As Jencks (1996) states, post-modernity ‘is a time of incessant choosing.’ Never before did we, as individuals, have the opportunity to become so many things. By that, I do not refer exclusively to professional diversity—I speak in terms of identity.
We used to live in a time where our identities were centred and fixed. We knew what was what. Everything was clear-cut. Whether it was your religion, your class, your gender, or your ethnicity, the lines were drawn with bold lines.
Now, those lines may not even exist.
We are forced to confront a world so vast and deep we cannot sail its horizons, nor divine its depths. Each of us is a fish swimming in that endless sea, discovering our place, and ourselves, looking for answers that may never be found.
In the post-modern world, we have undergone a process of de-fragmentation: while you are still socialised into specific roles and expectations, you have a range of possibilities.
Consider it as a butterfly effect. At a given point in time, you face an infinite number of choices, and a single decision can lead to contrasting outcomes… so what if you choose something else altogether? What if you, an accountant, wake up one morning and realise you have missed your calling as a scientist? How can you be sure of who you are, when there is so much you can be?
As you can imagine, identity crises are not a rare occurrence.
Post-modernity, therefore, is increasingly focused around the validation of personal experience. Individuals are continuously searching for meaning in their lives (42, anyone?), and they do it in ways that are suited to themselves. Some turn to religion; some turn to work. Either way, individuals continue to ask this question: who am I?
The answer is simple, and complicated, at the same time: you are everything you think yourself to be. Not very helpful, maybe, but true.
What, however, is post-modernism? Generally speaking, it is a Sociological perspective. For some, it may even be a meta-narrative, but I digress.

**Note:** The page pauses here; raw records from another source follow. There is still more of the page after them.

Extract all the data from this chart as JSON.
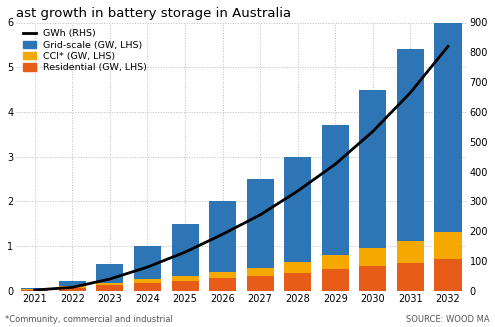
{
  "title": "ast growth in battery storage in Australia",
  "years": [
    2021,
    2022,
    2023,
    2024,
    2025,
    2026,
    2027,
    2028,
    2029,
    2030,
    2031,
    2032
  ],
  "residential": [
    0.03,
    0.07,
    0.13,
    0.18,
    0.22,
    0.28,
    0.33,
    0.4,
    0.48,
    0.55,
    0.62,
    0.72
  ],
  "cci": [
    0.01,
    0.03,
    0.05,
    0.08,
    0.11,
    0.15,
    0.18,
    0.25,
    0.32,
    0.4,
    0.5,
    0.6
  ],
  "grid_scale": [
    0.03,
    0.12,
    0.42,
    0.74,
    1.17,
    1.57,
    1.99,
    2.35,
    2.9,
    3.55,
    4.28,
    5.18
  ],
  "gwh_rhs": [
    3,
    12,
    40,
    80,
    130,
    190,
    255,
    335,
    425,
    535,
    665,
    820
  ],
  "gwh_rhs_max": 900,
  "lhs_max": 6,
  "lhs_ticks": [
    0,
    1,
    2,
    3,
    4,
    5,
    6
  ],
  "rhs_ticks": [
    0,
    100,
    200,
    300,
    400,
    500,
    600,
    700,
    800,
    900
  ],
  "color_residential": "#e85c1a",
  "color_cci": "#f5a800",
  "color_grid": "#2e75b6",
  "color_line": "#000000",
  "footnote": "*Community, commercial and industrial",
  "source": "SOURCE: WOOD MA",
  "legend_items": [
    "GWh (RHS)",
    "Grid-scale (GW, LHS)",
    "CCI* (GW, LHS)",
    "Residential (GW, LHS)"
  ]
}
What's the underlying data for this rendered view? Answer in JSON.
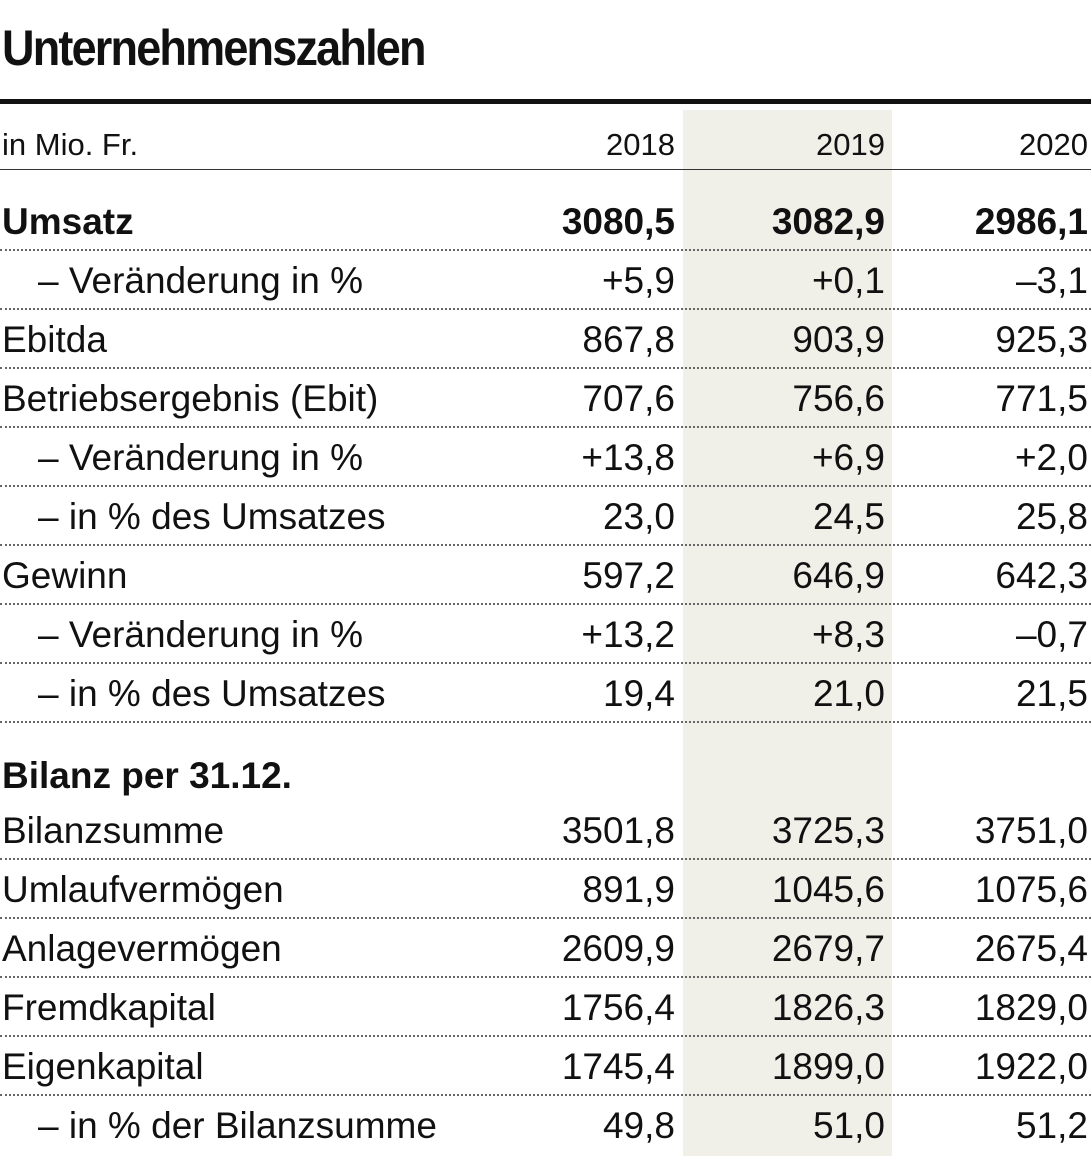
{
  "title": "Unternehmenszahlen",
  "table": {
    "header": [
      "in Mio. Fr.",
      "2018",
      "2019",
      "2020"
    ],
    "rows": [
      [
        "Umsatz",
        "3080,5",
        "3082,9",
        "2986,1"
      ],
      [
        "– Veränderung in %",
        "+5,9",
        "+0,1",
        "–3,1"
      ],
      [
        "Ebitda",
        "867,8",
        "903,9",
        "925,3"
      ],
      [
        "Betriebsergebnis (Ebit)",
        "707,6",
        "756,6",
        "771,5"
      ],
      [
        "– Veränderung in %",
        "+13,8",
        "+6,9",
        "+2,0"
      ],
      [
        "– in % des Umsatzes",
        "23,0",
        "24,5",
        "25,8"
      ],
      [
        "Gewinn",
        "597,2",
        "646,9",
        "642,3"
      ],
      [
        "– Veränderung in %",
        "+13,2",
        "+8,3",
        "–0,7"
      ],
      [
        "– in % des Umsatzes",
        "19,4",
        "21,0",
        "21,5"
      ]
    ],
    "section": "Bilanz per 31.12.",
    "balance_rows": [
      [
        "Bilanzsumme",
        "3501,8",
        "3725,3",
        "3751,0"
      ],
      [
        "Umlaufvermögen",
        "891,9",
        "1045,6",
        "1075,6"
      ],
      [
        "Anlagevermögen",
        "2609,9",
        "2679,7",
        "2675,4"
      ],
      [
        "Fremdkapital",
        "1756,4",
        "1826,3",
        "1829,0"
      ],
      [
        "Eigenkapital",
        "1745,4",
        "1899,0",
        "1922,0"
      ],
      [
        "– in % der Bilanzsumme",
        "49,8",
        "51,0",
        "51,2"
      ]
    ]
  }
}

Post-modernity is a fairly recent phenomenon, and can be identified by the process of globalisation: the transmission of world views, products, ideas, and more, from all over the world, due to the development of modern technology. Thus, geography ceases to be a limitation on human behaviour. Globalisation is the reason why today’s individuals are so uncertain.
It is a truth universally acknowledged, that we no longer do or say things that are unique to us. Phrases and behaviours we casually use may have originated from a country far off to our own. We watch Hollywood movies and BBC series; we read translations of French novels and Japanese manga; we listen to Spanish music and dance to hip-hop; we wear saris and identify our spirit animals. I, a Maldivian, am writing in English.

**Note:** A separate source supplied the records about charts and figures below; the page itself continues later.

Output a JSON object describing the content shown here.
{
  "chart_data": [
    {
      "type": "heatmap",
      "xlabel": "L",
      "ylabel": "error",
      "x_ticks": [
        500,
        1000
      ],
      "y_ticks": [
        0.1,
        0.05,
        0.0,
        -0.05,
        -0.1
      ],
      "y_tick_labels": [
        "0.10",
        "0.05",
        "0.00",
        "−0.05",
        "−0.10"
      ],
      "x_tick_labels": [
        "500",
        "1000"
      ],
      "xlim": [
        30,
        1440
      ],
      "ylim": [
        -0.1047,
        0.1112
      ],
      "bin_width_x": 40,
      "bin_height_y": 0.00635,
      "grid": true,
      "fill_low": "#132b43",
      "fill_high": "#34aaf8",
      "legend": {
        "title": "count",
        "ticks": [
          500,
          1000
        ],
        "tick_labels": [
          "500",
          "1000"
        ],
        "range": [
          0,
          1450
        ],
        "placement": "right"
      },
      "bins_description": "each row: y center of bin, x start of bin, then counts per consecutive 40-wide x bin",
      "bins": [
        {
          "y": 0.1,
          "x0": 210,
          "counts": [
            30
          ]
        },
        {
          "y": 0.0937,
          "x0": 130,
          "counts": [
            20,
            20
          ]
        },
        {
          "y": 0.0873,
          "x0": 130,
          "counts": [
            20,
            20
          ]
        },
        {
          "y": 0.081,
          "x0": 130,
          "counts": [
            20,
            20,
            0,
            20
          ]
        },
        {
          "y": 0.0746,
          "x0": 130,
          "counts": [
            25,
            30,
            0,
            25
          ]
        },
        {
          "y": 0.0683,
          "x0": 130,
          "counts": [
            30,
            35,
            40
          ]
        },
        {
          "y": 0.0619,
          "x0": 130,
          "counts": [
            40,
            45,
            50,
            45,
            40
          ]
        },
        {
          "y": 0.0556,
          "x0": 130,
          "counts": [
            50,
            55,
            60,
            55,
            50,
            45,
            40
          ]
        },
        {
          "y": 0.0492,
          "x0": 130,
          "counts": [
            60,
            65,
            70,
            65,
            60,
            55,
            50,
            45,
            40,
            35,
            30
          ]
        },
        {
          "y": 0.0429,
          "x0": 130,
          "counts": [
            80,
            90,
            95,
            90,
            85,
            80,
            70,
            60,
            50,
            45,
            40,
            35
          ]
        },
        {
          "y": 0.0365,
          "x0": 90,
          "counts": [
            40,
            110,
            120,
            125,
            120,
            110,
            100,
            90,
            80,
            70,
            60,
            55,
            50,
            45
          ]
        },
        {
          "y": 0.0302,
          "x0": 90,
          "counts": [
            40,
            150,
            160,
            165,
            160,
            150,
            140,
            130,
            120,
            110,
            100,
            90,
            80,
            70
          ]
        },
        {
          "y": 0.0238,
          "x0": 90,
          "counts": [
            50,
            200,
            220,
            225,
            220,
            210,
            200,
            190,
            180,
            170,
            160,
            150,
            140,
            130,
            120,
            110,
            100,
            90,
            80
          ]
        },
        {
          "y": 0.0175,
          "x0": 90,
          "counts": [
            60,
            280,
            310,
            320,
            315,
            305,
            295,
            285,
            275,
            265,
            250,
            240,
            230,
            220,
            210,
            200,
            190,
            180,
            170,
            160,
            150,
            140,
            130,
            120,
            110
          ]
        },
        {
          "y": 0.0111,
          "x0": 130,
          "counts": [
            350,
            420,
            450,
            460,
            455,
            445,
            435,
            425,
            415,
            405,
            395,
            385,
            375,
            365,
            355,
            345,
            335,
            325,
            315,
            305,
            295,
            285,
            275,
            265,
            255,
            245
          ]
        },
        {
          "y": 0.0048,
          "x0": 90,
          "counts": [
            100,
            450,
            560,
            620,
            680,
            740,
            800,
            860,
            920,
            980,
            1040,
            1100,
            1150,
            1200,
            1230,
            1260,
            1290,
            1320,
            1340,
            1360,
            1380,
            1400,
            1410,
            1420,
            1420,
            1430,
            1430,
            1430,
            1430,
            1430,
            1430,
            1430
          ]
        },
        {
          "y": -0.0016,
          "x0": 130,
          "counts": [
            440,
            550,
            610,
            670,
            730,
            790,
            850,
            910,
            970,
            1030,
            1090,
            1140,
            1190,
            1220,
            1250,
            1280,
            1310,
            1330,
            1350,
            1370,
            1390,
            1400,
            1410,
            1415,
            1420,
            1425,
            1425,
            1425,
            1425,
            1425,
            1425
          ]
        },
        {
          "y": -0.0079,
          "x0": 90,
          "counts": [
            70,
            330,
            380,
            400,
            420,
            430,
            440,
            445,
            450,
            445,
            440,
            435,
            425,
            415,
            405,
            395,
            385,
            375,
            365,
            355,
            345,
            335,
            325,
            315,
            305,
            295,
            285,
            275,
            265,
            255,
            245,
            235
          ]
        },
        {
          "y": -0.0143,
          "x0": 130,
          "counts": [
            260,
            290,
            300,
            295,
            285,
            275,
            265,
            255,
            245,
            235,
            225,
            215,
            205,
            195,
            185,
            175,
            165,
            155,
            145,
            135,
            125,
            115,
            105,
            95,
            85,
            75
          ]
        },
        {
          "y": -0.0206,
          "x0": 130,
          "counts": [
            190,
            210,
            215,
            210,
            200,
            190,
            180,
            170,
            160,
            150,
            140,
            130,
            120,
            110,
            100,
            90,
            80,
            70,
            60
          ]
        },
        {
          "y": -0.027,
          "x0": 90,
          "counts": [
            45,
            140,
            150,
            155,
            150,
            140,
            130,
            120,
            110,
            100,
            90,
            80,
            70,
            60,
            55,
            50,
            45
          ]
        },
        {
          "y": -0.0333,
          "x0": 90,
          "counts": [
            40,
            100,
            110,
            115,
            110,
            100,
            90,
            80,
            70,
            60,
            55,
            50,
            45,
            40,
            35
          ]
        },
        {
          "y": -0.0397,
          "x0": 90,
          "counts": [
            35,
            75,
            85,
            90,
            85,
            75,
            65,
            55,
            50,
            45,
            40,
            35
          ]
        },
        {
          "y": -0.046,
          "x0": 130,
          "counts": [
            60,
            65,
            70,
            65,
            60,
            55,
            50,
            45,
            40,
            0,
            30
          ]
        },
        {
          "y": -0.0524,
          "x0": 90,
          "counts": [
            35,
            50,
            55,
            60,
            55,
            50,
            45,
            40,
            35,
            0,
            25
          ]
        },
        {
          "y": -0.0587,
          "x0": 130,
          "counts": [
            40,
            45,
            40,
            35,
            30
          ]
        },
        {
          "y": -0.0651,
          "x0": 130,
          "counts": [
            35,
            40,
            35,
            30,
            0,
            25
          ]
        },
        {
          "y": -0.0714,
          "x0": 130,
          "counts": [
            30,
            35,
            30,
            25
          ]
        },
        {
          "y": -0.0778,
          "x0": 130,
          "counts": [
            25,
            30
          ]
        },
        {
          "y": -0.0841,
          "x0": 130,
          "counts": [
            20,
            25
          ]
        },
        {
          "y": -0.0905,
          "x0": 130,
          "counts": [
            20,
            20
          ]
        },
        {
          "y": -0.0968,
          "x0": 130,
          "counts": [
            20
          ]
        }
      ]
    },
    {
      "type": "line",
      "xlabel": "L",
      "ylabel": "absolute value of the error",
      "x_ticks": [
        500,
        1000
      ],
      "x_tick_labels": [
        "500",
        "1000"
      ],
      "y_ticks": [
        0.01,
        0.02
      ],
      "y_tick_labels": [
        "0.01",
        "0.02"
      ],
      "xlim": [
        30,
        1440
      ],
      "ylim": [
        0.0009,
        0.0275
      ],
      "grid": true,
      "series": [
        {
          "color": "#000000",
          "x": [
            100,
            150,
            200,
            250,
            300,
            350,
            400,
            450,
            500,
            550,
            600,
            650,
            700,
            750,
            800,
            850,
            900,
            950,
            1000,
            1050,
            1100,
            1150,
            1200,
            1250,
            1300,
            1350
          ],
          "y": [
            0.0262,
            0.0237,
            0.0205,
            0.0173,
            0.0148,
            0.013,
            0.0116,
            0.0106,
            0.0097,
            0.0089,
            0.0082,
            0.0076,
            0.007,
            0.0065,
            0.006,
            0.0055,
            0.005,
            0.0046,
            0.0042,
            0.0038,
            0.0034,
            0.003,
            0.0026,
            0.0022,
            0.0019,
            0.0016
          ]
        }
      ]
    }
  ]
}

When we pick and mix across societies, we undergo a process known as cultural hybridisation. This leads to a globalised culture, wherein various cultures are shaped to suit the needs of different groups. Therefore, no culture—not even bacteria—is untouched,or unchanged, in the post-modern world.
Many choices, many combinations, many outcomes. Much confusion. Wow.
The most important lesson that post-modernity offers to us is to be open-minded. In a world composed of different people, different beliefs, and different behaviours, we must learn to coexist—even if we do not always see eye-to-eye. If their actions do not hurt anyone, is it truly necessary to look down upon someone for being different? As Friedrich Nietzsche once so aptly said, ‘You have your way. I have my way. As for the right way, the correct way, and the only way, it does not exist.’
I conclude now in the hope that you may one day find the solution to one of the greatest quandaries of post-modernity: who are you?